A 580Mb/s ~ 1.08Gb/s data retiming circuit was realized with  $0.35\mu$ m CMOS process technology. This circuit includes a newly proposed synchronous digital phase aligner that provides the minimum jitter or wander tolerance up to 0.85T, and a phase comparator that has immunity on occasional metastability condition. The experimental results show that the data retiming circuit operates error-free up to 900Mb/s but becomes unstable at the data rate higher than 950Mb/s, which needs further analysis.

#### REFERENCES

- C.-K. Yang and M. Horowitz, "A 0.8µm CMOS 2.5Gb/s oversampling receiver and transmitter for serial links," IEEE J. Solid-State Circuits, vol.31, no.12, December 1996, pp.2015-2023,.

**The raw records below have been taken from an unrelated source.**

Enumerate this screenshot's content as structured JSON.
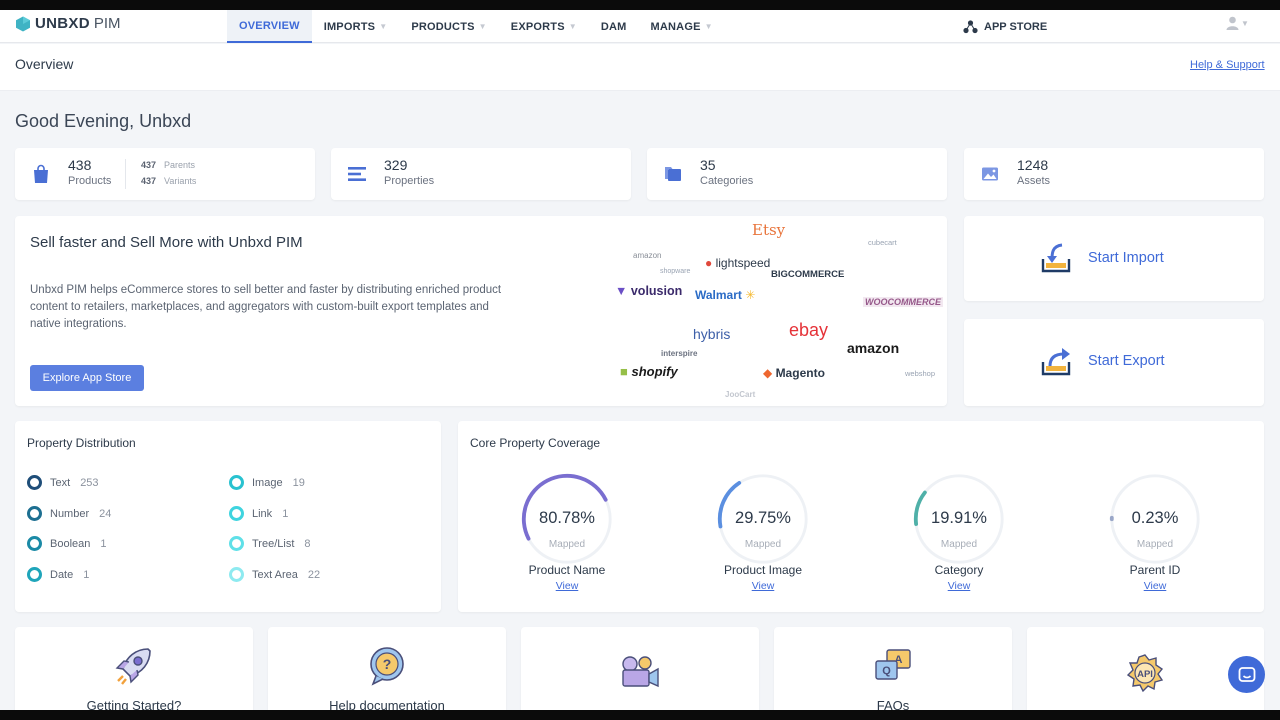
{
  "brand": {
    "name": "UNBXD",
    "suffix": "PIM"
  },
  "nav": {
    "items": [
      {
        "label": "OVERVIEW",
        "active": true,
        "caret": false
      },
      {
        "label": "IMPORTS",
        "caret": true
      },
      {
        "label": "PRODUCTS",
        "caret": true
      },
      {
        "label": "EXPORTS",
        "caret": true
      },
      {
        "label": "DAM",
        "caret": false
      },
      {
        "label": "MANAGE",
        "caret": true
      }
    ],
    "app_store": "APP STORE"
  },
  "subheader": {
    "title": "Overview",
    "help_link": "Help & Support"
  },
  "greeting": "Good Evening, Unbxd",
  "stats": {
    "products": {
      "value": "438",
      "label": "Products",
      "parents_value": "437",
      "parents_label": "Parents",
      "variants_value": "437",
      "variants_label": "Variants"
    },
    "properties": {
      "value": "329",
      "label": "Properties"
    },
    "categories": {
      "value": "35",
      "label": "Categories"
    },
    "assets": {
      "value": "1248",
      "label": "Assets"
    }
  },
  "promo": {
    "heading": "Sell faster and Sell More with Unbxd PIM",
    "body": "Unbxd PIM helps eCommerce stores to sell better and faster by distributing enriched product content to retailers, marketplaces, and aggregators with custom-built export templates and native integrations.",
    "button": "Explore App Store",
    "logos": [
      "Etsy",
      "lightspeed",
      "BIGCOMMERCE",
      "volusion",
      "Walmart",
      "WOOCOMMERCE",
      "hybris",
      "ebay",
      "amazon",
      "shopify",
      "Magento",
      "amazon",
      "shopware",
      "interspire",
      "cubecart",
      "webshop",
      "JooCart"
    ]
  },
  "actions": {
    "import": "Start Import",
    "export": "Start Export"
  },
  "property_distribution": {
    "title": "Property Distribution",
    "items": [
      {
        "label": "Text",
        "count": "253",
        "color": "#1f4e79"
      },
      {
        "label": "Number",
        "count": "24",
        "color": "#1d6f91"
      },
      {
        "label": "Boolean",
        "count": "1",
        "color": "#1b8aa6"
      },
      {
        "label": "Date",
        "count": "1",
        "color": "#1fa5ba"
      },
      {
        "label": "Image",
        "count": "19",
        "color": "#29c2d0"
      },
      {
        "label": "Link",
        "count": "1",
        "color": "#3fd4df"
      },
      {
        "label": "Tree/List",
        "count": "8",
        "color": "#5fe0e8"
      },
      {
        "label": "Text Area",
        "count": "22",
        "color": "#8eeaf0"
      }
    ]
  },
  "coverage": {
    "title": "Core Property Coverage",
    "mapped_label": "Mapped",
    "view_label": "View",
    "items": [
      {
        "name": "Product Name",
        "percent_text": "80.78%",
        "fraction": 0.8078,
        "color": "#7a6ed0"
      },
      {
        "name": "Product Image",
        "percent_text": "29.75%",
        "fraction": 0.2975,
        "color": "#5b8fe0"
      },
      {
        "name": "Category",
        "percent_text": "19.91%",
        "fraction": 0.1991,
        "color": "#4fb0a8"
      },
      {
        "name": "Parent ID",
        "percent_text": "0.23%",
        "fraction": 0.0023,
        "color": "#9aa7c8"
      }
    ]
  },
  "tiles": [
    {
      "label": "Getting Started?",
      "icon": "rocket-icon"
    },
    {
      "label": "Help documentation",
      "icon": "help-bubble-icon"
    },
    {
      "label": "",
      "icon": "video-camera-icon"
    },
    {
      "label": "FAQs",
      "icon": "faq-icon"
    },
    {
      "label": "",
      "icon": "api-gear-icon"
    }
  ],
  "colors": {
    "accent": "#3f6ad8",
    "button": "#5b7fe0",
    "icon_blue": "#4a6fd4"
  }
}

- [2] A.E. Dunlop, W.C. Fischer, M. Banu, and T. Gabara, "150/30Mb/s CMOS non-oversampled clock and data recovery circuits with instantaneous locking and jitter rejection," in ISSCC Dig. Tech. Papers, February 1995, p.44.
- [3] R.R. Cordell, "A 45-Mbit/s CMOS VLSI digital phase aligner," IEEE J. Solid-State Circuits, vol.23, no.2, April 1998, pp.323-328.
- [4] H.Y. Jung, B.C. Lee, and K.C. Park, "High speed digital data retiming apparatus," U.S. Patent 5887040, March 23, 1999.
- [5] T.S. Cheung, B.C. Lee, and E.C. Choi, "A data recovery and retiming unit for multi-link using multi-phase clocks," Korean Patent Pending, 10-2002-0019167, 2002.
- [6] T.S. Cheung, B.C. Lee, E.C. Choi, and W.Y. Choi, "A 1.8-3.2-GHz fully differential GaAs MESFET PLL," IEEE J. Solid-State Circuits, vol.36, no.4, April 2001, pp.605-610.